Cold whiteness of ice, hot redness of red slid from his memory and crashed into empty oblivion. Something loomed from the darkness, came closer, towering out of sight. A skyscraper-size filing cabinet. Made of wood. Covered with cobwebs.
“What gives?” he screamed into the blackshot darkness.
“Gives a filing cabinet. No better way represent computer functions. What you expect? Infinite blue space? Grid of pale blue neon? Color-coded spheres? Bullshit. Holofilm crap for kiddies. How can chemical speed operating human mind follow computer one-hundred thirty million operations a second? Can't. So program written follow what is happening. That program generate this image for slow human brain to follow. Is file cabinet. Open. More file cabinet inside. Open drawer. Find program, card. Go to subprogram. All boring.”
“All boring as buffalo chips!” His errant soul roared arrogantly into the susurrating darkness. There was no reply. Chandu had fallen asleep.
Cy learned. It took every buknik he had. And more. He wanted to be a keyboard killer. More than he wanted sex, drink, pot. Wanted it so bad he could taste it. It tasted lousy. He still didn't mind.
But more money was needed.
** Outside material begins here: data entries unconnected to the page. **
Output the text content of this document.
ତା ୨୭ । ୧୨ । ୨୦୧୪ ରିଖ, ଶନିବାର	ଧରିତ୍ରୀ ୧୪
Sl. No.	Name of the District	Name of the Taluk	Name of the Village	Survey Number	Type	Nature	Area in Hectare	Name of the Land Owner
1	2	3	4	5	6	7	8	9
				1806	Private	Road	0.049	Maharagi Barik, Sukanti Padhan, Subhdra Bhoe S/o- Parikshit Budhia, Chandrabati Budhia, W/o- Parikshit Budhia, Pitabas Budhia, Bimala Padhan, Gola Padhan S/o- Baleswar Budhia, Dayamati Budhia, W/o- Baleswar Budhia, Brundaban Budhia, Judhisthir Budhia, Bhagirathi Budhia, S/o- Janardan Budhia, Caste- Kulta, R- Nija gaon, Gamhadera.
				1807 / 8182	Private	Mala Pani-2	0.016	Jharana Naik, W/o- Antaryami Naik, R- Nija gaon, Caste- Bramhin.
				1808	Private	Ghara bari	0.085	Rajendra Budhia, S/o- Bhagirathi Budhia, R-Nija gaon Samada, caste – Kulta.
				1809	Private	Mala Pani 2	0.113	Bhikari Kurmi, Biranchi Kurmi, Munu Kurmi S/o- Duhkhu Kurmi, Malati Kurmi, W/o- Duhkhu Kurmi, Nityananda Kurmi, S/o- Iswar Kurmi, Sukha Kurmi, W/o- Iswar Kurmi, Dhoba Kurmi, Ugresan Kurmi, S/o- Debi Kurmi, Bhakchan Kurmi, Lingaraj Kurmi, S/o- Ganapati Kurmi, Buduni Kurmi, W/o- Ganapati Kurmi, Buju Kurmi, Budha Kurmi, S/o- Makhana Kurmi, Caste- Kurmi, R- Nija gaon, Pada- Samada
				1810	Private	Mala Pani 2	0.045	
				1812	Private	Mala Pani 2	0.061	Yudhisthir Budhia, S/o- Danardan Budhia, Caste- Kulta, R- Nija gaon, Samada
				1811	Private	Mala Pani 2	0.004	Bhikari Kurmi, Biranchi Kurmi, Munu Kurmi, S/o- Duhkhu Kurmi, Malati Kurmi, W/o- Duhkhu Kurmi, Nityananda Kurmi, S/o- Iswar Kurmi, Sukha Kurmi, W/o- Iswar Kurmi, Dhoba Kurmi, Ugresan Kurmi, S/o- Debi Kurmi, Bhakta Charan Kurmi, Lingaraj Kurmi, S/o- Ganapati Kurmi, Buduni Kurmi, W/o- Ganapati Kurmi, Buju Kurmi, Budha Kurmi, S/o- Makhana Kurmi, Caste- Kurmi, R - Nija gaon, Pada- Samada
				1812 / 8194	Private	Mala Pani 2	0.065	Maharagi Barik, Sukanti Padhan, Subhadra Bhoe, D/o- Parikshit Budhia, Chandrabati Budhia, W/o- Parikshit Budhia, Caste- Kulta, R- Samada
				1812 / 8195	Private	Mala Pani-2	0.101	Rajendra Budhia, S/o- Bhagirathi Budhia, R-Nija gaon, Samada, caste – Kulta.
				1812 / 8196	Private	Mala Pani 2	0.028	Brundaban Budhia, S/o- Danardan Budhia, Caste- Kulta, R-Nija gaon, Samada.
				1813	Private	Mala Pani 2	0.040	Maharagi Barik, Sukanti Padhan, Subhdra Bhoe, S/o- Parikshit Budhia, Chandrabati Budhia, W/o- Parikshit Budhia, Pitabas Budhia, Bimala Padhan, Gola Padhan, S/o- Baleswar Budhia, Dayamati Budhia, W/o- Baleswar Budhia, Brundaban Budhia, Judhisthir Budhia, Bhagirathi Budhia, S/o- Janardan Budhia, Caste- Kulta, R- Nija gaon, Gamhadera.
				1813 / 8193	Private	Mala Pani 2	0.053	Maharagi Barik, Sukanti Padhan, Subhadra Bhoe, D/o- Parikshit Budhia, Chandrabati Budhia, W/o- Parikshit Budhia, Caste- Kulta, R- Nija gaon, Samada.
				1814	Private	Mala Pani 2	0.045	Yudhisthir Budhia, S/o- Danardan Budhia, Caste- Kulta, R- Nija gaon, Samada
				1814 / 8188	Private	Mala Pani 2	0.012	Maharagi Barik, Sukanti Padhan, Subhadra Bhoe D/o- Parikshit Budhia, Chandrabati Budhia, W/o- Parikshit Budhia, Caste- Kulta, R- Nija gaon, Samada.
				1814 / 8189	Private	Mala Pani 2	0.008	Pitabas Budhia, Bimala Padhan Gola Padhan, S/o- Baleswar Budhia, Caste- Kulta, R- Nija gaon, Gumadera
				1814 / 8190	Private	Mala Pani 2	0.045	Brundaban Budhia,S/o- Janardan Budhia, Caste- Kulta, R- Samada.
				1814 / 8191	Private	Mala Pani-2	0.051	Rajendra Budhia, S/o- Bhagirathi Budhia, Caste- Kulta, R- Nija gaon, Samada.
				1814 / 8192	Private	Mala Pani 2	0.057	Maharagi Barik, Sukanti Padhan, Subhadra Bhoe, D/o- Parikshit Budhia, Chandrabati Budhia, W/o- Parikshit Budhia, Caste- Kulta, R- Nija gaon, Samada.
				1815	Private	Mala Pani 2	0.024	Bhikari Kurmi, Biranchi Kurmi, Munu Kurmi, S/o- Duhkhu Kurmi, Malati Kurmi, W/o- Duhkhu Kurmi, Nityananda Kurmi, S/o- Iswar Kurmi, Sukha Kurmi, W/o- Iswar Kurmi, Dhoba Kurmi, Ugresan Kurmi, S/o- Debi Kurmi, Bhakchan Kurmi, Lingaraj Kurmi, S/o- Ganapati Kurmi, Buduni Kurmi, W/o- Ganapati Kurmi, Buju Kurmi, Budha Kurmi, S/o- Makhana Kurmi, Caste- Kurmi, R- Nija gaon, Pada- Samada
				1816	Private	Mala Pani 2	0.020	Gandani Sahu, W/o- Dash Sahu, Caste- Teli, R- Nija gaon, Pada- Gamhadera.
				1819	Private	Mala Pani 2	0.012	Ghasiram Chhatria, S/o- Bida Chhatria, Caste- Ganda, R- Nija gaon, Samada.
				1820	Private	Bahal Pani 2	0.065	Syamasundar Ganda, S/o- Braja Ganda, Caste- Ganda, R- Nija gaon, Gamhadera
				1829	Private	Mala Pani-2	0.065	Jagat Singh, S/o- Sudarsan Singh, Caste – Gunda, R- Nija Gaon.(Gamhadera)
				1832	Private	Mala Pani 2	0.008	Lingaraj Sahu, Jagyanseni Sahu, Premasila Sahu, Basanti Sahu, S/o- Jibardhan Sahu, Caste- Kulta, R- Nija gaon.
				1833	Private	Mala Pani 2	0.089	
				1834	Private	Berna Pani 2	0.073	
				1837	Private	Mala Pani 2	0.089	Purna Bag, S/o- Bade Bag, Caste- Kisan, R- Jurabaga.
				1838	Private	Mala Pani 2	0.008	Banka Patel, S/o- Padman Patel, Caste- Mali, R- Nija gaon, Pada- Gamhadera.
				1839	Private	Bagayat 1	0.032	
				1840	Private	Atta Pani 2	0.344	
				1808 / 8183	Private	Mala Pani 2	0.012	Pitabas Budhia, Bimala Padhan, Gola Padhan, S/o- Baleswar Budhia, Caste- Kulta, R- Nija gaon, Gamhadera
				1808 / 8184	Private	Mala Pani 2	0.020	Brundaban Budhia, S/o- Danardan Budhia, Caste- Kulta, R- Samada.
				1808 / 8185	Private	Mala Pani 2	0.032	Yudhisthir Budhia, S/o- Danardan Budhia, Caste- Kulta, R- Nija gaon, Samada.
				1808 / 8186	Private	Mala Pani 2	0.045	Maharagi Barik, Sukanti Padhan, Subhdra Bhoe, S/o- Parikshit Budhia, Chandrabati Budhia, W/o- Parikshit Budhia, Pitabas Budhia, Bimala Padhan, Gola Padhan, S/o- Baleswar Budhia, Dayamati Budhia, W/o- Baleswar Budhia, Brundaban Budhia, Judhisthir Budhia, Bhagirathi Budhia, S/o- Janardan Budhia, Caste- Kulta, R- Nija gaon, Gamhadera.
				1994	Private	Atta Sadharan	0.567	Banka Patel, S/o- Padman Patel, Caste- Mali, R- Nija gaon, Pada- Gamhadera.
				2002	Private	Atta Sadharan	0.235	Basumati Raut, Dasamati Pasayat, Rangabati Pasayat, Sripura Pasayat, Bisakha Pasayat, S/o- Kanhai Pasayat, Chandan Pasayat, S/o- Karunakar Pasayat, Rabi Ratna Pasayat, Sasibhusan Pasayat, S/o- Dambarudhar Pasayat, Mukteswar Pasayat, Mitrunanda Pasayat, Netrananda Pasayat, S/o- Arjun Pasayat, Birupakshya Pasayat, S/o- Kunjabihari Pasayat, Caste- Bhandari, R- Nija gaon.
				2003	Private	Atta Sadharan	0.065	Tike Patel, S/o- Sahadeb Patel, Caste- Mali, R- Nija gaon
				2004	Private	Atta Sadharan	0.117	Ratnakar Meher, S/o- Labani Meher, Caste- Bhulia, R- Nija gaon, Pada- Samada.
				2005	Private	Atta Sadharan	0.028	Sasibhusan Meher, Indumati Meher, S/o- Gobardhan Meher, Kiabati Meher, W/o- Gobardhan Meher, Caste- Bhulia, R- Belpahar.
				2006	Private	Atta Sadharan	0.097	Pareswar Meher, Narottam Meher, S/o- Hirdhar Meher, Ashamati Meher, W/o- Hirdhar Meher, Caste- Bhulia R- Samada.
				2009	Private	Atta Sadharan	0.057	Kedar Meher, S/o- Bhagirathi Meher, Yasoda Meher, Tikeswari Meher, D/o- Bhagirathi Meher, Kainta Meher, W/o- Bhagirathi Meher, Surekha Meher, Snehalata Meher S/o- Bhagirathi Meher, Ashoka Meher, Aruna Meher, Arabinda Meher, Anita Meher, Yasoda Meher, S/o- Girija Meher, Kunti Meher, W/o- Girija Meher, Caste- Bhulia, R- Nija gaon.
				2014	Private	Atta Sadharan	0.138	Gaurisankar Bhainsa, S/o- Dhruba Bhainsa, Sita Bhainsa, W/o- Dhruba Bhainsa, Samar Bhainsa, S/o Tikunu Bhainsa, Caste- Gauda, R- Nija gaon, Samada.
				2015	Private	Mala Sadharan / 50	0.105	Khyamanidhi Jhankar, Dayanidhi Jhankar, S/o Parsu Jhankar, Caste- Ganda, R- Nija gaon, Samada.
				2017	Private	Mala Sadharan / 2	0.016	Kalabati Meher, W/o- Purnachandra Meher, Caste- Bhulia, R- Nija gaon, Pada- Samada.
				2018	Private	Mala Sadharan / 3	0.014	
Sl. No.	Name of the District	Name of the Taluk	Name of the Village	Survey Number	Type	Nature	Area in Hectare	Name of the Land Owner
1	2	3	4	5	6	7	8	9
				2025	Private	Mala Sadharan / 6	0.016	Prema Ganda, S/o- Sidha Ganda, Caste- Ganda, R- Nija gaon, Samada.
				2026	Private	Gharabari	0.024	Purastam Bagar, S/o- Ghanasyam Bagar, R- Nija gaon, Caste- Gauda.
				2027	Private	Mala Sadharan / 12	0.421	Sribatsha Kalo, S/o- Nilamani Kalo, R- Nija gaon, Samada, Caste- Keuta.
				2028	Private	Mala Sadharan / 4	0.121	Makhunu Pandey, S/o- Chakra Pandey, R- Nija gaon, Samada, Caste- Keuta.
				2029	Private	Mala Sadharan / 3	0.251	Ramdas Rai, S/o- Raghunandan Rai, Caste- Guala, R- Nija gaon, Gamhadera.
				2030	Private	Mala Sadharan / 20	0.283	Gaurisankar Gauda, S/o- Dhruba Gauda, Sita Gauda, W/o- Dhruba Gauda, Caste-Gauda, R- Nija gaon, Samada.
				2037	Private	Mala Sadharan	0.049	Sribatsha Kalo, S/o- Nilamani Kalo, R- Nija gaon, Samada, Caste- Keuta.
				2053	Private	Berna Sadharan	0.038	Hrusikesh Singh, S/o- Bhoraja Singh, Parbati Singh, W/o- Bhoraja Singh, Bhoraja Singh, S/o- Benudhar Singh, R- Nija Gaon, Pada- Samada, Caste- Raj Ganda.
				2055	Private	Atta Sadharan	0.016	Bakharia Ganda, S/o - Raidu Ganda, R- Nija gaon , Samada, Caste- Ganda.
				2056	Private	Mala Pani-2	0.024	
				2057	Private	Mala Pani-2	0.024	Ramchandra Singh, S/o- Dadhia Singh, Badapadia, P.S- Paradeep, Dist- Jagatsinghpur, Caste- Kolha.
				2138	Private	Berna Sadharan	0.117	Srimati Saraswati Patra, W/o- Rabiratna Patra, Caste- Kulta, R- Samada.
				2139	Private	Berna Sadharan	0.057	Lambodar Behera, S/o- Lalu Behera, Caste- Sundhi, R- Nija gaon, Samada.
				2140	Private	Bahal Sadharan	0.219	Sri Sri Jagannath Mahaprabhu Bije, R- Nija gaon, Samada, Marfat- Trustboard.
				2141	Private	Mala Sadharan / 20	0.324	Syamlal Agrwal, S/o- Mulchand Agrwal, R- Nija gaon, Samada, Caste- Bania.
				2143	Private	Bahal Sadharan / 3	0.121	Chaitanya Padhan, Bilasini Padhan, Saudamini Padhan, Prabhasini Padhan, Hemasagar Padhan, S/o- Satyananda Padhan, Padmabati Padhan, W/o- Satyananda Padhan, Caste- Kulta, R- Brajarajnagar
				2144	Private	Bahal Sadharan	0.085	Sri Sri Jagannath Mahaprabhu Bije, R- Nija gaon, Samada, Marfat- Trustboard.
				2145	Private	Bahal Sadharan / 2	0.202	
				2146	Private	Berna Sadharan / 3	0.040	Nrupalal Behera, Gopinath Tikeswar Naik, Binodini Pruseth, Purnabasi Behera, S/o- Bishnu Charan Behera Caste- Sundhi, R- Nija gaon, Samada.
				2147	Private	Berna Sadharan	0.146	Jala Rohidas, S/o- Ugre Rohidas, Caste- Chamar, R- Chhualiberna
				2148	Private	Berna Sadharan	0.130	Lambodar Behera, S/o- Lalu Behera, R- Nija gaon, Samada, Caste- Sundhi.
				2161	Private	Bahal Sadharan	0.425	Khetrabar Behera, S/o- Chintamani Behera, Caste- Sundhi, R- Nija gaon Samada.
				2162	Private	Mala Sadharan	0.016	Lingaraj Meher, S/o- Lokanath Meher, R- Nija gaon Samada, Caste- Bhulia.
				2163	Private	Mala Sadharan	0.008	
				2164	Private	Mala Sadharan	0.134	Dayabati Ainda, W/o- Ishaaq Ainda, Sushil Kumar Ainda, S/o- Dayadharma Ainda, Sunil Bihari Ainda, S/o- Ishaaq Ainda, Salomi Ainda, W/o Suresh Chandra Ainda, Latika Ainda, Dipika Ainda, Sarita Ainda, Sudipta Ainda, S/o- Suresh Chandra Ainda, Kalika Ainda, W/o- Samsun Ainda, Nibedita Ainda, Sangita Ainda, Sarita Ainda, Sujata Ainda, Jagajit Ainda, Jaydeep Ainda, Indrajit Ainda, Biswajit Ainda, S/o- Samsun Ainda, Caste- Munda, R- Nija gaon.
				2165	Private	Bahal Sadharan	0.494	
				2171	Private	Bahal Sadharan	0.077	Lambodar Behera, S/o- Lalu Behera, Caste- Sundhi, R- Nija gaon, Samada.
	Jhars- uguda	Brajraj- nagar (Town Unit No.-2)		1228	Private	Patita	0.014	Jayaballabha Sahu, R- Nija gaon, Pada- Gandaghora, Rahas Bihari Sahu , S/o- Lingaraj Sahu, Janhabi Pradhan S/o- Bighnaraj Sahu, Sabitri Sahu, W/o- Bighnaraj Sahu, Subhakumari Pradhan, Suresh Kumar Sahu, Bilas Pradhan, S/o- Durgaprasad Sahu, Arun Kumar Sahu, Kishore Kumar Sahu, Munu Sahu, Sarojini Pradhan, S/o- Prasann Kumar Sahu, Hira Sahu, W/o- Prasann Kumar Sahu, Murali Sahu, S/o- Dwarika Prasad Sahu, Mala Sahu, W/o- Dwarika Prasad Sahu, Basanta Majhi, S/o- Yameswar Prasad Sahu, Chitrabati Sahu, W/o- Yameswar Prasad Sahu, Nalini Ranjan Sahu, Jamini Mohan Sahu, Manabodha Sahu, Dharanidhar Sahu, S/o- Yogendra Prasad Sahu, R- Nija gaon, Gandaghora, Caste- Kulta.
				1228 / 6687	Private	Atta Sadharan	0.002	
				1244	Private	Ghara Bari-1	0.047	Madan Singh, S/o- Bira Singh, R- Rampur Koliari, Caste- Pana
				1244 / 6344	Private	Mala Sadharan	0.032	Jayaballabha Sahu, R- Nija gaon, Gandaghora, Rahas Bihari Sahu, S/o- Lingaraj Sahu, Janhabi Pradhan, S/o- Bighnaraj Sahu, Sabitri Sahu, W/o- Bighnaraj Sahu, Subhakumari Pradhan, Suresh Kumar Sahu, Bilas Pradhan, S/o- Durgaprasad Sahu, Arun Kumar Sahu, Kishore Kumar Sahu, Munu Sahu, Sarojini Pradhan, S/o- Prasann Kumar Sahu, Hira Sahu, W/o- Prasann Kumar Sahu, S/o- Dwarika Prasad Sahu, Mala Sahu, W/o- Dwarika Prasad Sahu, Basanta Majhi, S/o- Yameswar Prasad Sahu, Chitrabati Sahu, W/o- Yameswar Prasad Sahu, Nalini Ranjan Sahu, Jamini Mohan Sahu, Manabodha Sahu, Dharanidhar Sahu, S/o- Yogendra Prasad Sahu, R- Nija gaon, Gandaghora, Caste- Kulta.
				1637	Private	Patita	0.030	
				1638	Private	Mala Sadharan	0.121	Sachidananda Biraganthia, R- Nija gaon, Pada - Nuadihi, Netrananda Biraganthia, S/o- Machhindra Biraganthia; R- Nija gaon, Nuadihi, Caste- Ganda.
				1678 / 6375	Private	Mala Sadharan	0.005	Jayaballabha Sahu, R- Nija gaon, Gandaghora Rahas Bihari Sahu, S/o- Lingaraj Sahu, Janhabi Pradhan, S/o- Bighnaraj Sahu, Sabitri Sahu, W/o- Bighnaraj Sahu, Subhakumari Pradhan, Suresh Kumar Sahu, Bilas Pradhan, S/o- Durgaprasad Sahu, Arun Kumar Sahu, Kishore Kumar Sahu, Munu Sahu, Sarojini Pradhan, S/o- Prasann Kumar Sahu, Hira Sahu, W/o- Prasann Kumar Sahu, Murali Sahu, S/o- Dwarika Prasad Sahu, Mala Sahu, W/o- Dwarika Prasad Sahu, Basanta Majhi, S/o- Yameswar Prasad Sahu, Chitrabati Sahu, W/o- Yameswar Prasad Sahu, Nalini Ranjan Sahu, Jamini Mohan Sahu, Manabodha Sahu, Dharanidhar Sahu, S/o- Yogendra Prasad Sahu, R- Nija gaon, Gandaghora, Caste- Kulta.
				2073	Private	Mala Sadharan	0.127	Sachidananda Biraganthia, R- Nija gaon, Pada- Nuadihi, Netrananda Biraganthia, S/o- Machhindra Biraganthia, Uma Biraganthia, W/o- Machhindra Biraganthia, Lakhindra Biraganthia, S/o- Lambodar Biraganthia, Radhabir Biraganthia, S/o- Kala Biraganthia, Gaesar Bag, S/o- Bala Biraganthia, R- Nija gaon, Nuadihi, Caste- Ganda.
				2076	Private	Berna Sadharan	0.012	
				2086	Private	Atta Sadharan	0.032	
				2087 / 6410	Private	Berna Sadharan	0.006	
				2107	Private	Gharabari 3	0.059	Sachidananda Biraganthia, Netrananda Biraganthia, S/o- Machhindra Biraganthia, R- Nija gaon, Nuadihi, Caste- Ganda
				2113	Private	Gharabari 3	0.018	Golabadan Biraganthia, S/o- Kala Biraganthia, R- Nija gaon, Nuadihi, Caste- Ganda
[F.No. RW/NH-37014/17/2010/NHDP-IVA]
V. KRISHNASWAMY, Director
And only one place to get that. In the Spunkk. The subcity below the city. A world aside. Never entered by authority who did not want to wade in the sewer that was the only entrance. Cy waded. Kicked free of the last curl of encoilingly oleaginous water and strode into El Mingatorio. Yellow light the color of a baby's bad dream washed over the clientele. Which was a good idea since most were pretty repulsive. Cy shouldered them aside and slammed his fist on the microscarred plastic of the bar.
“Ouch!” he said. There was broken glass there.
“We're all out of Ouch,” the bartender sneered through the sneer permanently painted on his lips. With indeliblepaint. “The usual?”
Cy nodded. Distractedly. He had forgotten what his usual was. The obscenely fat bloated walrus of a man draped across the bar to his left was drinking something that smoked of vile greenness. Not that.
The crapkicker on his right, every obscene spike of purple hair tipped with a tiny condom, was gagging over a glass of smoking purpleness. Not that either.
A glass cracked down before him. Chipping the plastic. “Yours.” There was no pity on the barman's lips when he spoke. “Ginger ale.”
Cy's sneer matched his as he raised it to his mouth. Drank deep. Felt the rush of revulsion. “You gave me diet ginger ale?”
The only answer an obscene laugh like a dying soul that slipped away into the darkness.
In the Spunkk everything was for sale. Cy sold it. Doing anything for the bukniks he needed. Sold his blood. Washed windows. Babysat a two-headed baby. Nothing was too repulsive, too repugnant. He had to. He would be a voodooman.
The day he graduated they came for him.
He could not escape. The windows unbreakable. The door did not stop them.
They broke it down.
“We have you,” the first one said, the streetlights through the Venetian blinds shining on his face like an obscene polar projection.
Was that his voice? Who else's could it be?
The paper was slammed into his reluctant hand, like a poisonous papyrus rattlesnake, rustling like its rattle.
There was no escape. He was drafted.
“I was drafted. I ended up here. A voodooman with no VDU. Wasting my life, my talent. Wiring up circuit boards.”
His tears of self-pity dripped unheard onto the sands of the desert. There was only silence as Cy's voice trickled away. The story was done. Not that his audience noticed this since they were all zonked with fatigue, lulled by his voice, all now sound asleep. Not that he noticed this either since he had been popping pills steadily while he talked and was stoned out of his mind. As the last words fluttered down from his lips he fell over into the sand and began snoring.